Posted by: Aqua Blog Maven on July 30, 2007 at 5:23 am

The San Francisco Chronicle ran an opinion article this weekend about the effectiveness of dams and levees for flood control. Floods are one of the most destructive natural disasters and are becoming more frequent. This article points out that the dams and levees we have engineered to deal with them can sometimes exacerbate flooding when it occurs. From the San Francisco Chronicle:

Flood damages have soared around the world in recent decades for a variety of reasons. Global warming is worsening storms; we’ve deforested and paved over watersheds; and more people are living and working on floodplains (there are few better examples of this than the fast-sprawling cities of California’s Central Valley). But a key factor behind the spiraling flood damages is the very flood-control measures supposed to protect us. Flood damages soar when engineering projects reduce the capacity of river channels, block natural drainage, increase the speed of floodwaters and cause the subsidence of deltas and coastal erosion. In addition, “hard path” flood control based on dams and levees can ruin the ecological health of rivers and estuaries.

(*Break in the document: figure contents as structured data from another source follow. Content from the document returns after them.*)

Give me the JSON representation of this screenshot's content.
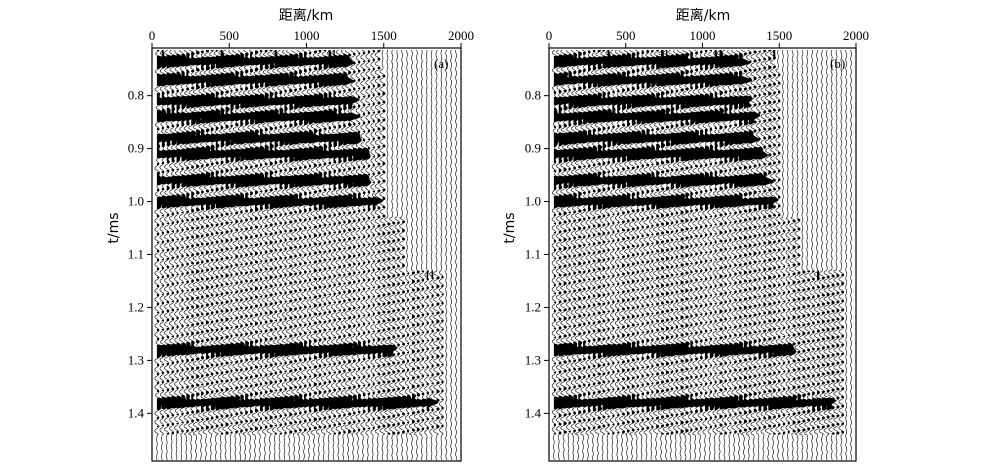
{
  "chart_data": [
    {
      "type": "seismic-wiggle",
      "panel_label": "(a)",
      "xlabel": "距离/km",
      "ylabel": "t/ms",
      "xticks": [
        0,
        500,
        1000,
        1500,
        2000
      ],
      "yticks": [
        "0.8",
        "0.9",
        "1.0",
        "1.1",
        "1.2",
        "1.3",
        "1.4"
      ],
      "xlim": [
        0,
        2000
      ],
      "ylim": [
        1.49,
        0.71
      ],
      "traces": 62,
      "events": [
        {
          "t": 0.735,
          "end_x": 1240
        },
        {
          "t": 0.77,
          "end_x": 1260
        },
        {
          "t": 0.81,
          "end_x": 1290
        },
        {
          "t": 0.84,
          "end_x": 1300
        },
        {
          "t": 0.88,
          "end_x": 1320
        },
        {
          "t": 0.91,
          "end_x": 1370
        },
        {
          "t": 0.96,
          "end_x": 1390
        },
        {
          "t": 1.0,
          "end_x": 1430
        },
        {
          "t": 1.28,
          "end_x": 1550
        },
        {
          "t": 1.38,
          "end_x": 1800
        }
      ]
    },
    {
      "type": "seismic-wiggle",
      "panel_label": "(b)",
      "xlabel": "距离/km",
      "ylabel": "t/ms",
      "xticks": [
        0,
        500,
        1000,
        1500,
        2000
      ],
      "yticks": [
        "0.8",
        "0.9",
        "1.0",
        "1.1",
        "1.2",
        "1.3",
        "1.4"
      ],
      "xlim": [
        0,
        2000
      ],
      "ylim": [
        1.49,
        0.71
      ],
      "traces": 62,
      "events": [
        {
          "t": 0.735,
          "end_x": 1240
        },
        {
          "t": 0.77,
          "end_x": 1260
        },
        {
          "t": 0.81,
          "end_x": 1280
        },
        {
          "t": 0.84,
          "end_x": 1310
        },
        {
          "t": 0.88,
          "end_x": 1330
        },
        {
          "t": 0.91,
          "end_x": 1380
        },
        {
          "t": 0.96,
          "end_x": 1400
        },
        {
          "t": 1.0,
          "end_x": 1440
        },
        {
          "t": 1.28,
          "end_x": 1560
        },
        {
          "t": 1.38,
          "end_x": 1830
        }
      ]
    }
  ]
}
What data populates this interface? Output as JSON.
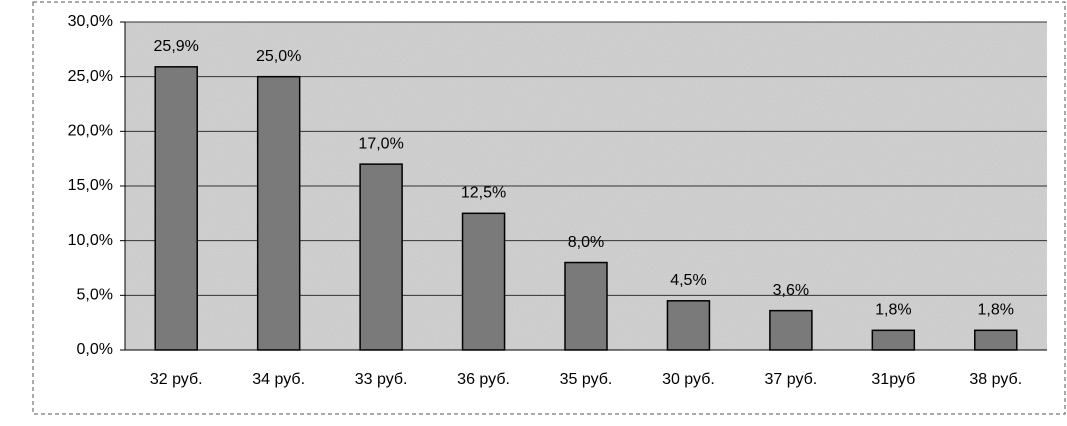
{
  "chart_data": {
    "type": "bar",
    "categories": [
      "32 руб.",
      "34 руб.",
      "33 руб.",
      "36 руб.",
      "35 руб.",
      "30 руб.",
      "37 руб.",
      "31руб",
      "38 руб."
    ],
    "values": [
      25.9,
      25.0,
      17.0,
      12.5,
      8.0,
      4.5,
      3.6,
      1.8,
      1.8
    ],
    "value_labels": [
      "25,9%",
      "25,0%",
      "17,0%",
      "12,5%",
      "8,0%",
      "4,5%",
      "3,6%",
      "1,8%",
      "1,8%"
    ],
    "color": "#7a7a7a",
    "ylim": [
      0,
      30
    ],
    "yticks": [
      {
        "value": 0,
        "label": "0,0%"
      },
      {
        "value": 5,
        "label": "5,0%"
      },
      {
        "value": 10,
        "label": "10,0%"
      },
      {
        "value": 15,
        "label": "15,0%"
      },
      {
        "value": 20,
        "label": "20,0%"
      },
      {
        "value": 25,
        "label": "25,0%"
      },
      {
        "value": 30,
        "label": "30,0%"
      }
    ],
    "grid": true
  }
}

Dams and levees are not fail-proof, and when they do fail, they do so spectacularly and sometimes catastrophically. Worse, they provide a false sense of security that encourages risky development on vulnerable floodplains. When New Orleans was devastated in 2005, the primary cause was not Hurricane Katrina, but the failure of the city’s poorly conceived and maintained flood defenses. Sacramento lies at the confluence of the Sacramento and American rivers behind a network of aging levees. California’s capital is widely regarded as second only to New Orleans among major U.S. cities in the risk it faces from major flooding.